Este livro de mais de 450 páginas, faz-se um pouco extenso, mas se lido com algum desprendimento, digere-se bem. Alterna excelentes textos e verdadeiros achados de associação e comparação de atitudes e pensamentos através dos tempos  com ocasionais bocados de "bom-senso-e-nada-mais", sendo estes porém apenas uma pequena minoria. O texto parece sempre estar a ser lido por uma calma e pausada voz, o que às vezes impede de nos apercebermos dos melhores aforismos, ou de não perdermos a linha principal de pensamento que, também, às vezes, não é nada linear. Muitos dos fait-divers históricos referidos fazem-nos pensar: "era mesmo assim?" Nada me faz crer que o autor não esteja na posse da razão, e a bibliografia citada é muita. Este livro lê-se muito bem, se com pausas.

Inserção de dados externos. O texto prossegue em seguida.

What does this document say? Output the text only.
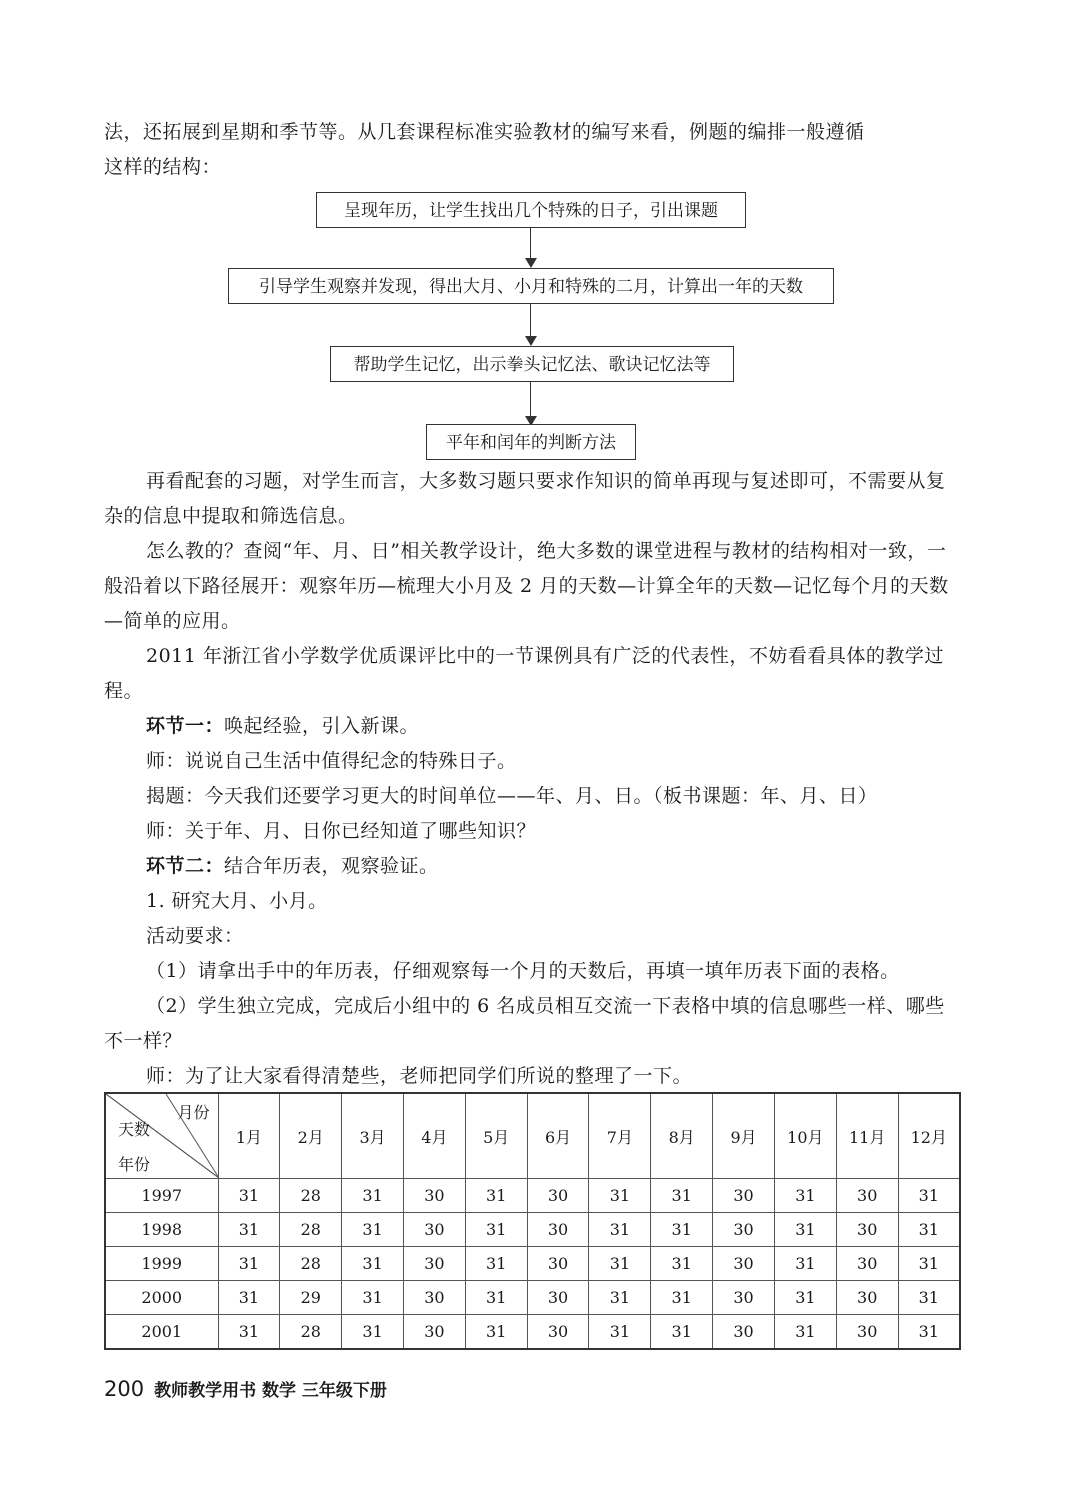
法，还拓展到星期和季节等。从几套课程标准实验教材的编写来看，例题的编排一般遵循

这样的结构：

呈现年历，让学生找出几个特殊的日子，引出课题
引导学生观察并发现，得出大月、小月和特殊的二月，计算出一年的天数
帮助学生记忆，出示拳头记忆法、歌诀记忆法等
平年和闰年的判断方法

再看配套的习题，对学生而言，大多数习题只要求作知识的简单再现与复述即可，不需要从复杂的信息中提取和筛选信息。

怎么教的？查阅“年、月、日”相关教学设计，绝大多数的课堂进程与教材的结构相对一致，一般沿着以下路径展开：观察年历—梳理大小月及 2 月的天数—计算全年的天数—记忆每个月的天数—简单的应用。

2011 年浙江省小学数学优质课评比中的一节课例具有广泛的代表性，不妨看看具体的教学过程。

环节一：唤起经验，引入新课。

师：说说自己生活中值得纪念的特殊日子。

揭题：今天我们还要学习更大的时间单位——年、月、日。（板书课题：年、月、日）

师：关于年、月、日你已经知道了哪些知识？

环节二：结合年历表，观察验证。

1. 研究大月、小月。

活动要求：

（1）请拿出手中的年历表，仔细观察每一个月的天数后，再填一填年历表下面的表格。

（2）学生独立完成，完成后小组中的 6 名成员相互交流一下表格中填的信息哪些一样、哪些不一样？

师：为了让大家看得清楚些，老师把同学们所说的整理了一下。

月份
天数
年份	1月	2月	3月	4月	5月	6月	7月	8月	9月	10月	11月	12月
1997	31	28	31	30	31	30	31	31	30	31	30	31
1998	31	28	31	30	31	30	31	31	30	31	30	31
1999	31	28	31	30	31	30	31	31	30	31	30	31
2000	31	29	31	30	31	30	31	31	30	31	30	31
2001	31	28	31	30	31	30	31	31	30	31	30	31
200 教师教学用书 数学 三年级下册
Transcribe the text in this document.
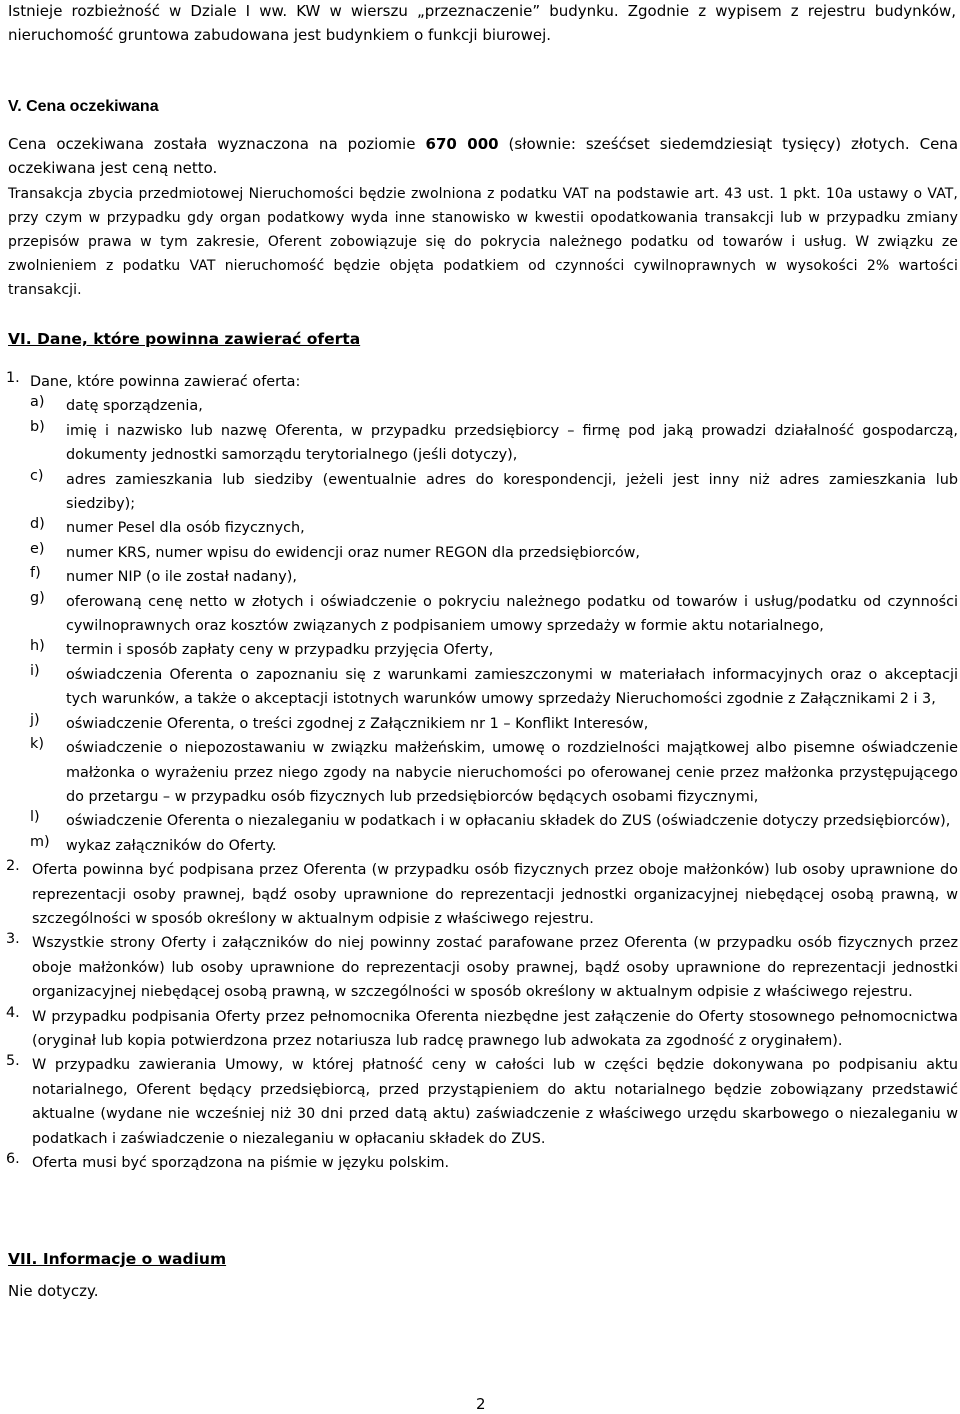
Istnieje rozbieżność w Dziale I ww. KW w wierszu „przeznaczenie” budynku. Zgodnie z wypisem z rejestru budynków, nieruchomość gruntowa zabudowana jest budynkiem o funkcji biurowej.

V. Cena oczekiwana

Cena oczekiwana została wyznaczona na poziomie 670 000 (słownie: sześćset siedemdziesiąt tysięcy) złotych. Cena oczekiwana jest ceną netto.

Transakcja zbycia przedmiotowej Nieruchomości będzie zwolniona z podatku VAT na podstawie art. 43 ust. 1 pkt. 10a ustawy o VAT, przy czym w przypadku gdy organ podatkowy wyda inne stanowisko w kwestii opodatkowania transakcji lub w przypadku zmiany przepisów prawa w tym zakresie, Oferent zobowiązuje się do pokrycia należnego podatku od towarów i usług. W związku ze zwolnieniem z podatku VAT nieruchomość będzie objęta podatkiem od czynności cywilnoprawnych w wysokości 2% wartości transakcji.

VI. Dane, które powinna zawierać oferta
1. Dane, które powinna zawierać oferta:
a)	datę sporządzenia,
b)	imię i nazwisko lub nazwę Oferenta, w przypadku przedsiębiorcy – firmę pod jaką prowadzi działalność gospodarczą, dokumenty jednostki samorządu terytorialnego (jeśli dotyczy),
c)	adres zamieszkania lub siedziby (ewentualnie adres do korespondencji, jeżeli jest inny niż adres zamieszkania lub siedziby);
d)	numer Pesel dla osób fizycznych,
e)	numer KRS, numer wpisu do ewidencji oraz numer REGON dla przedsiębiorców,
f)	numer NIP (o ile został nadany),
g)	oferowaną cenę netto w złotych i oświadczenie o pokryciu należnego podatku od towarów i usług/podatku od czynności cywilnoprawnych oraz kosztów związanych z podpisaniem umowy sprzedaży w formie aktu notarialnego,
h)	termin i sposób zapłaty ceny w przypadku przyjęcia Oferty,
i)	oświadczenia Oferenta o zapoznaniu się z warunkami zamieszczonymi w materiałach informacyjnych oraz o akceptacji tych warunków, a także o akceptacji istotnych warunków umowy sprzedaży Nieruchomości zgodnie z Załącznikami 2 i 3,
j)	oświadczenie Oferenta, o treści zgodnej z Załącznikiem nr 1 – Konflikt Interesów,
k)	oświadczenie o niepozostawaniu w związku małżeńskim, umowę o rozdzielności majątkowej albo pisemne oświadczenie małżonka o wyrażeniu przez niego zgody na nabycie nieruchomości po oferowanej cenie przez małżonka przystępującego do przetargu – w przypadku osób fizycznych lub przedsiębiorców będących osobami fizycznymi,
l)	oświadczenie Oferenta o niezaleganiu w podatkach i w opłacaniu składek do ZUS (oświadczenie dotyczy przedsiębiorców),
m)	wykaz załączników do Oferty.
2. Oferta powinna być podpisana przez Oferenta (w przypadku osób fizycznych przez oboje małżonków) lub osoby uprawnione do reprezentacji osoby prawnej, bądź osoby uprawnione do reprezentacji jednostki organizacyjnej niebędącej osobą prawną, w szczególności w sposób określony w aktualnym odpisie z właściwego rejestru.
3. Wszystkie strony Oferty i załączników do niej powinny zostać parafowane przez Oferenta (w przypadku osób fizycznych przez oboje małżonków) lub osoby uprawnione do reprezentacji osoby prawnej, bądź osoby uprawnione do reprezentacji jednostki organizacyjnej niebędącej osobą prawną, w szczególności w sposób określony w aktualnym odpisie z właściwego rejestru.
4. W przypadku podpisania Oferty przez pełnomocnika Oferenta niezbędne jest załączenie do Oferty stosownego pełnomocnictwa (oryginał lub kopia potwierdzona przez notariusza lub radcę prawnego lub adwokata za zgodność z oryginałem).
5. W przypadku zawierania Umowy, w której płatność ceny w całości lub w części będzie dokonywana po podpisaniu aktu notarialnego, Oferent będący przedsiębiorcą, przed przystąpieniem do aktu notarialnego będzie zobowiązany przedstawić aktualne (wydane nie wcześniej niż 30 dni przed datą aktu) zaświadczenie z właściwego urzędu skarbowego o niezaleganiu w podatkach i zaświadczenie o niezaleganiu w opłacaniu składek do ZUS.
6. Oferta musi być sporządzona na piśmie w języku polskim.
VII. Informacje o wadium
Nie dotyczy.
2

Não se esperem resultados "práticos" da leitura deste livro, mais ainda porque ele foi escrito antes do boom da internet e sobretudo das suas redes sociais, etc. É o "feelgoodbook" mais inesperado, desorganizado e por outro lado inventivo que eu já li. Eu não sou um especialista neste tipo de livros, nunca li Paulo Coelho, mas este livro não lhe faz competição. Recomendo. O Independent, em 1994, recomendava-o também, assim.

"A história, com a sua infindável procissão de gente que passa, e cujos encontros constituíram, na sua maior parte, oportunidades falhadas, tem sido quase sempre uma crónica de capacidades desperdiçadas. Porém, da próxima vez que duas pessoas se encontrarem, o resultado pode ser diferente. É essa a origem da ansiedade, mas é também a da esperança, e a esperança é a origem da humanidade."